Hi all,
Age: 47
Annual gross income from employment or profession: c.100k a year
Type of employment: Private Sector, relatively precarious job.
Summary of Assets and Liabilities:
Pension (Defined Contribution) 1.2 million
Mortgage 200k (fixed for 10 years at 3.3%). House value c.350k
Shares & Cash (Rainy day fund) 100k
What specific question do you have or what issues are of concern to you?
I hope to retire around age 50. I can put c.20k a year into either my pension or extra mortgage payments, and I can reallocate some of my rainy day fund. I am trying to decide on my best approach. I would appreciate your views.
I've postponed buying a house when younger and have prioritised my pension. I intend retiring when my pension fund reaches around 1.4 million or 50, whichever comes first, and use the tax free lump sum to pay off my mortgage. I will live on c.3% of my pension fund every year.
If I maximise my pension, I can keep my withdrawals relatively low initially and lower-rate tax. But, once I turn 60 and have to take out 4%, I am likely to be paying higher rate tax on a portion of my withdrawals. Is money invested in my pension now just going to end up taxed at the higher rate?

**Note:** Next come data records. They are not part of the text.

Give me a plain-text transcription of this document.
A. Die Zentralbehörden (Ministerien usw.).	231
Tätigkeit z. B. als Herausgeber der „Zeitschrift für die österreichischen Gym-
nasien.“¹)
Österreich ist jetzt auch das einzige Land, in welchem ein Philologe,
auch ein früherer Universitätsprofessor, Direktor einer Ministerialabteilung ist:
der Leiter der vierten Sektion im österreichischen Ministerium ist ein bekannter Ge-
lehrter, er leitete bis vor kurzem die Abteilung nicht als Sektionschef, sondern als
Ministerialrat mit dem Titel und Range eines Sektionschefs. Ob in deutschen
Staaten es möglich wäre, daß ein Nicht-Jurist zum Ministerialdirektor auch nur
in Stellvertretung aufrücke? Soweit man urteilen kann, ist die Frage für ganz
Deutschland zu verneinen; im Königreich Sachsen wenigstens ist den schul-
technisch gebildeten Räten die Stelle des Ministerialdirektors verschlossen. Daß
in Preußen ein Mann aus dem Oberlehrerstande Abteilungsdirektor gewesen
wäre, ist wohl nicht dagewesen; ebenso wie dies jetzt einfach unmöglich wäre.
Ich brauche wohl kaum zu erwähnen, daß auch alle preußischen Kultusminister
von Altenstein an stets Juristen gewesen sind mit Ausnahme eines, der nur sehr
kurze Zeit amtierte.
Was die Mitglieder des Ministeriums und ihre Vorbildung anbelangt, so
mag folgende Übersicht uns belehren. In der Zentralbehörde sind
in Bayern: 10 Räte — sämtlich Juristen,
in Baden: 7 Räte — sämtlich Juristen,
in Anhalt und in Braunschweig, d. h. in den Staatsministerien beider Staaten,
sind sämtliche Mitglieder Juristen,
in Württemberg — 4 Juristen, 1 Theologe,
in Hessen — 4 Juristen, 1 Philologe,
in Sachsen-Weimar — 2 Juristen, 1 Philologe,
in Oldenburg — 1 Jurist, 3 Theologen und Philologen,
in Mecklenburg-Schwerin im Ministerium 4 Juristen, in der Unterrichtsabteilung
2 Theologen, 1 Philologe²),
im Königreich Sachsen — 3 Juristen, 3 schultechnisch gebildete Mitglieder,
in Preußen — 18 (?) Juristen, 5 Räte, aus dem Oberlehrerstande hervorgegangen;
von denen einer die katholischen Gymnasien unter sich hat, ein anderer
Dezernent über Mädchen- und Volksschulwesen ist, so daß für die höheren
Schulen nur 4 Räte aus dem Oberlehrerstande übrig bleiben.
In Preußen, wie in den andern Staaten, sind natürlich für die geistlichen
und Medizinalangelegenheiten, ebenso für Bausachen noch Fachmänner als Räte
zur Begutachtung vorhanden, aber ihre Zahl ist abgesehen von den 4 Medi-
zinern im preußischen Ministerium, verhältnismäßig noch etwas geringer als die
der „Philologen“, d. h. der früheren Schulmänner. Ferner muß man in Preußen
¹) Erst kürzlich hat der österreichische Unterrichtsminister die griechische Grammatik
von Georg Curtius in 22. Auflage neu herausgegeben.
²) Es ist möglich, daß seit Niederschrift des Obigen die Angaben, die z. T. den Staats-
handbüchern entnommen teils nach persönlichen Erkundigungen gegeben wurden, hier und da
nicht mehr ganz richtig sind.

Putting the money into my mortgage would give me an immediate gain and my rate is quite high, but I'm reluctant to give up the pension tax benefit.
I have always liked to maintain a large rainy day fund of around 2 years spending (for reasons). As I approach accessing the tax free sum I am thinking of running that money down, but I don't want to run the risk of running out of money before my pension is accessible if I lose my job.
Any thoughts would be much appreciated.